Qui sopra ho scritto “atipica” perché leggendo Scimmia Nera non ci si trova di fronte ad un romanzo “normale”, intendendo per questo un romanzo di genere (fantascienza, giallo, noir...). Prilepin usa elementi della letteratura di genere (l'inchiesta del thriller, la surreale presenza di “esseri misteriosi” degna della fantascienza europea) e li fa collassare su loro stessi, rendendoli elementi estranei alla banalizzazione del sistema dei generi, e soprattutto non inerti, anzi essi sono componenti chimiche che risultano in una combinazione esplosiva, i cascami della quale danno a Prilepin il materiale da cui ricavare un romanzo duro e sfaccettato, in cui la narrazione si spezza e si moltiplica in racconti, ricordi e pensieri del protagonista. E come nella migliore letteratura di genere, questo “romanzo”, lungi dall'avere come fine l'intrattenimento, parla al lettore proprio di lui e di ciò che lo circonda, la sua realtà, indagata nel profondo tramite la fiction. Ecco allora che dalle peregrinazioni e dai ricordi del nostro protagonista prende forma il racconto di una realtà feudale, in cui il forte prevarica e non c'è altra giustizia che quella del potere. Un mondo allo sbando in cui la violenza è ovunque. Un mondo umano, dunque riflesso della natura umana, indagata come nei romanzi della grande tradizione russa, come in Dostoevskij. Ma le tensioni laceranti che nel XIX secolo erano apertamente politiche, oggi sono introiettate nella psiche e nel linguaggio.

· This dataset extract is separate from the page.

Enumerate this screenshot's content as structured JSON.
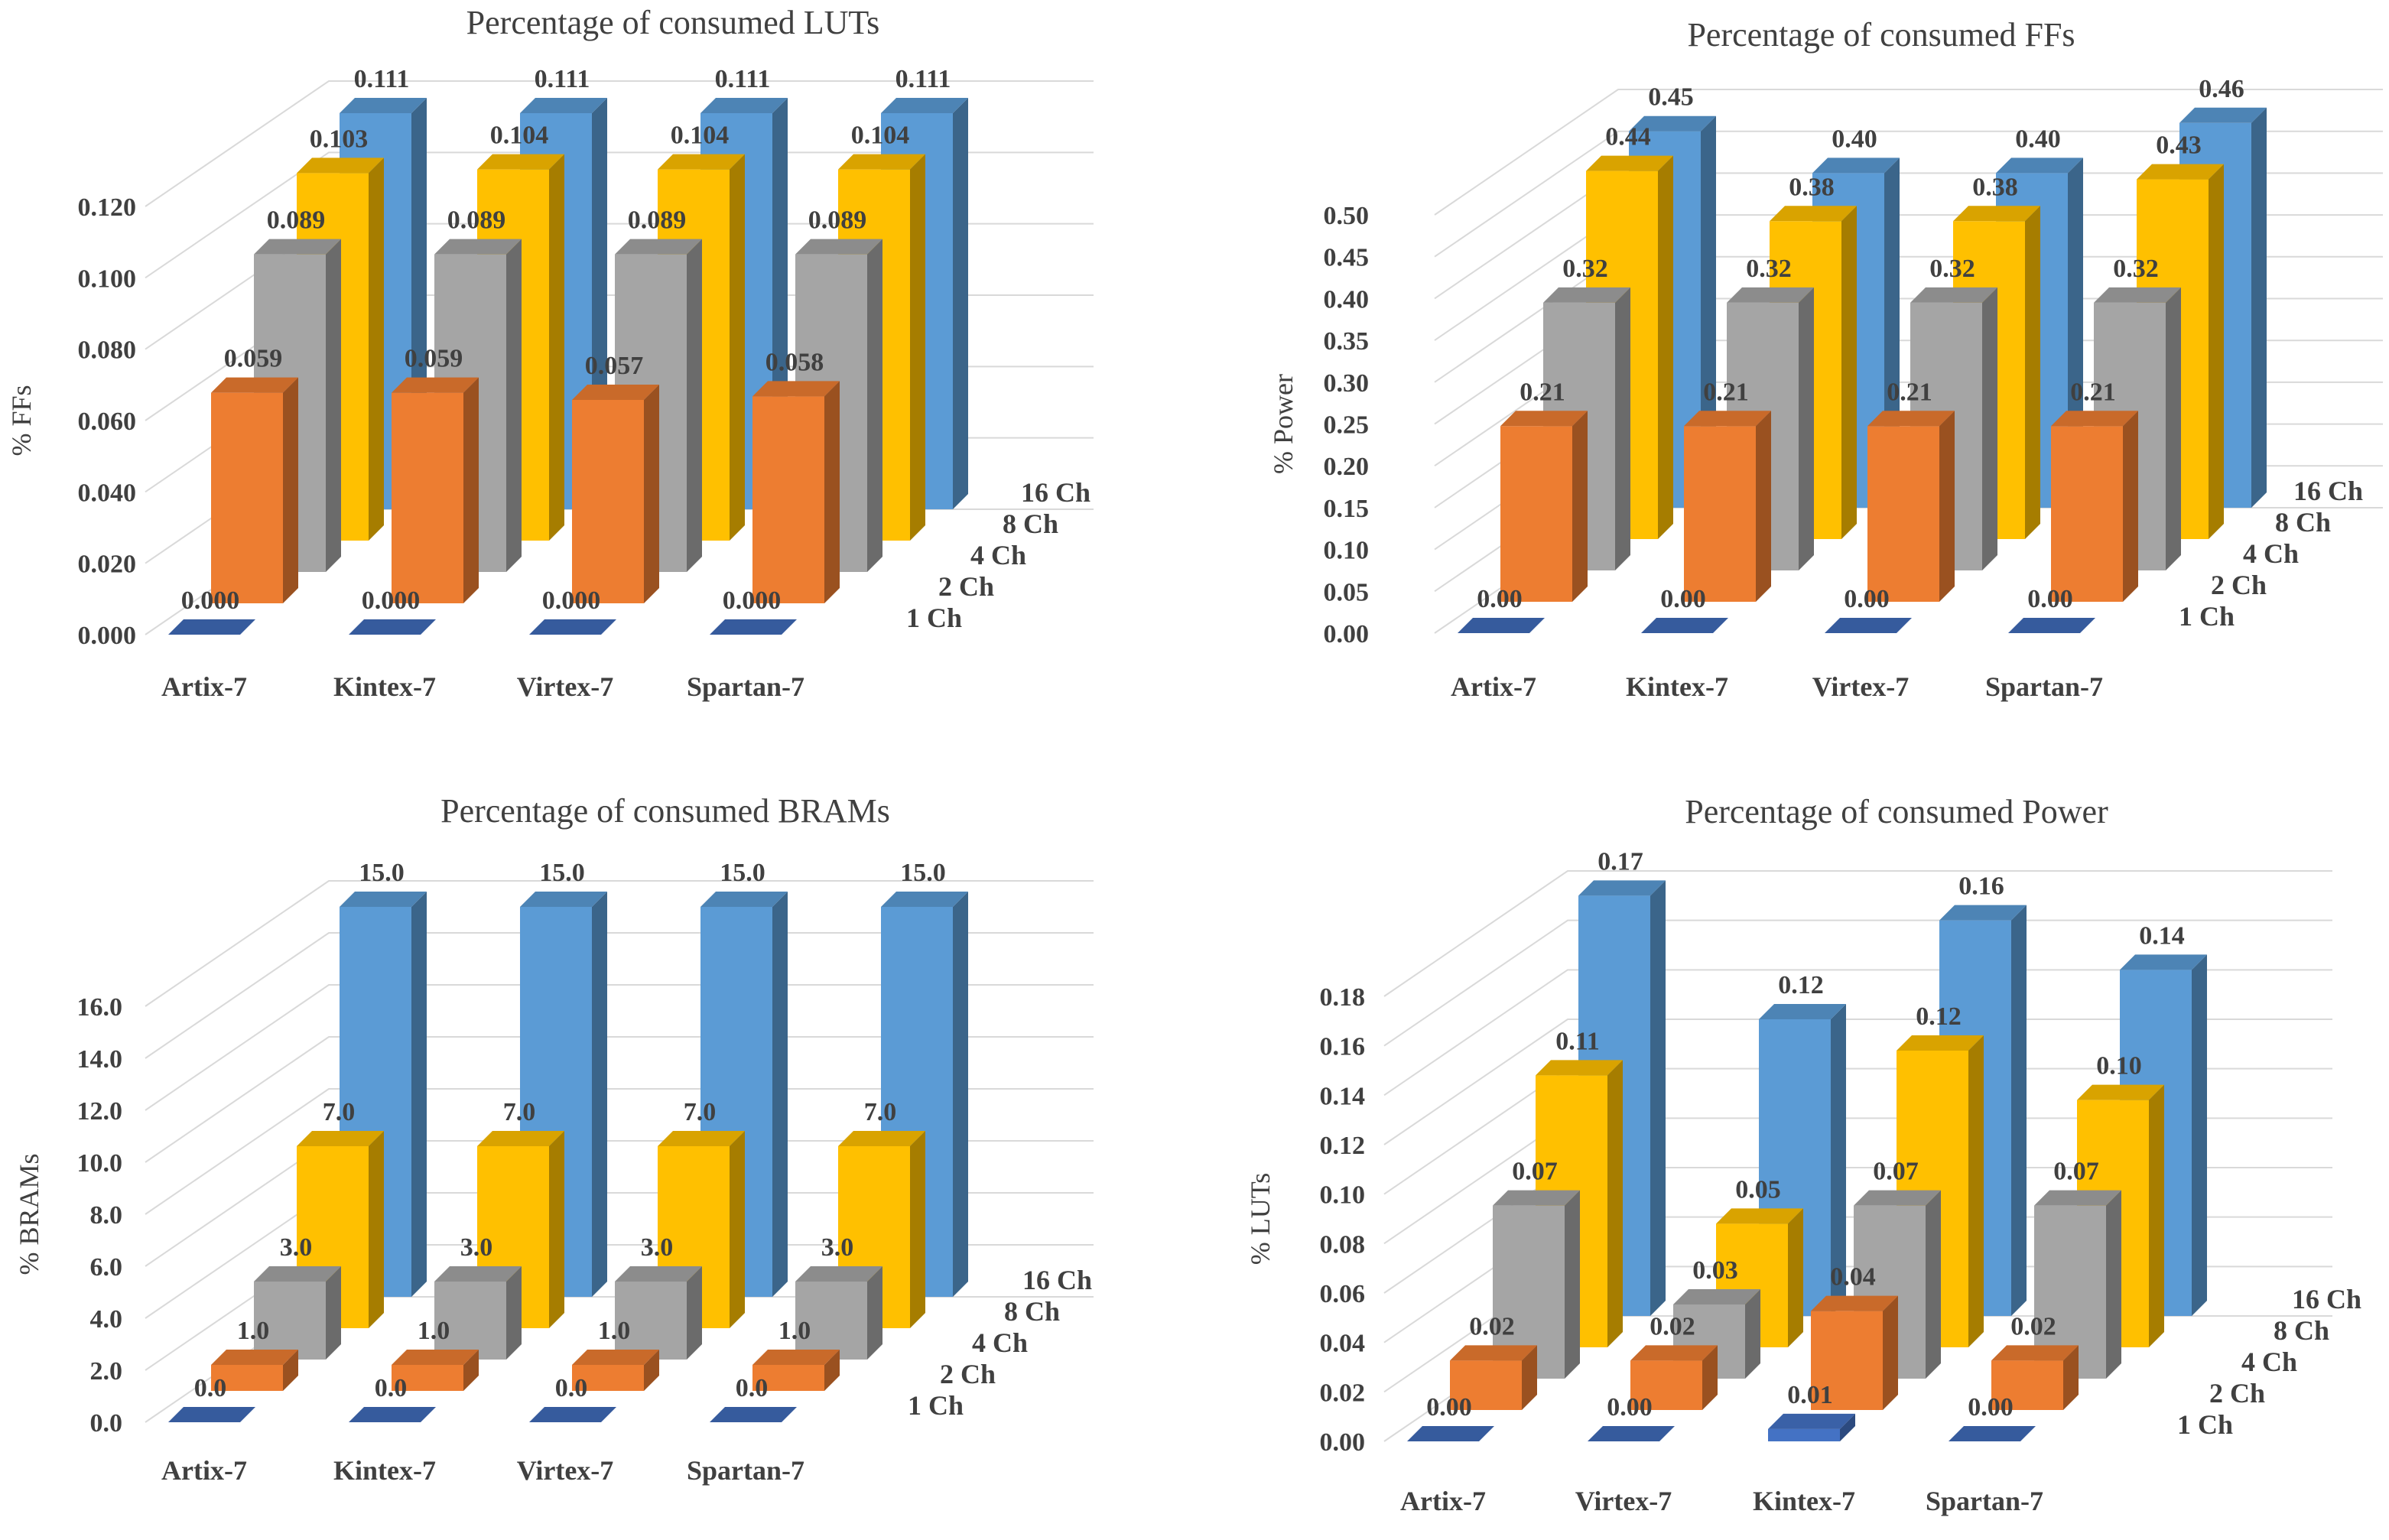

Prilepin ci racconta con passione che le parole sono trappole. Il giornalista protagonista infatti si perde letteralmente nelle parole che gli dicono, cioè nelle storie che gli raccontano (due racconti-nel-racconto surreali, grotteschi e bellissimi), in cui lui crede, secondo le quali forma la sua visione del mondo:

Una cacofonia! Un fracasso! La vita è una frana di pietre! Non cercare il senso, cerca riparo!

Ma mentre rincorre questa realtà perde per strada la sua vita e va incontro ad una crisi fortissima, si perde, oppure la dà vinta a quella “scimmia nera” del titolo, quel qualcosa di simbolico e minaccioso che accompagna il protagonista e forse ognuno di noi per la propria vita. Un'entità mortifera e distruttrice, una rappresentazione del Male (ma è un Male sociale, un Male dentro l'uomo) che torna e ritorna nel romanzo, magari sotto forma del “nonno” durante la naia, o da bambino quando vede per gioco ammazzare i colombi, o nella violenza come modo di vivere d'oggi, un ordine apparentemente naturale delle cose al quale non si può che sottostare, per andare avanti.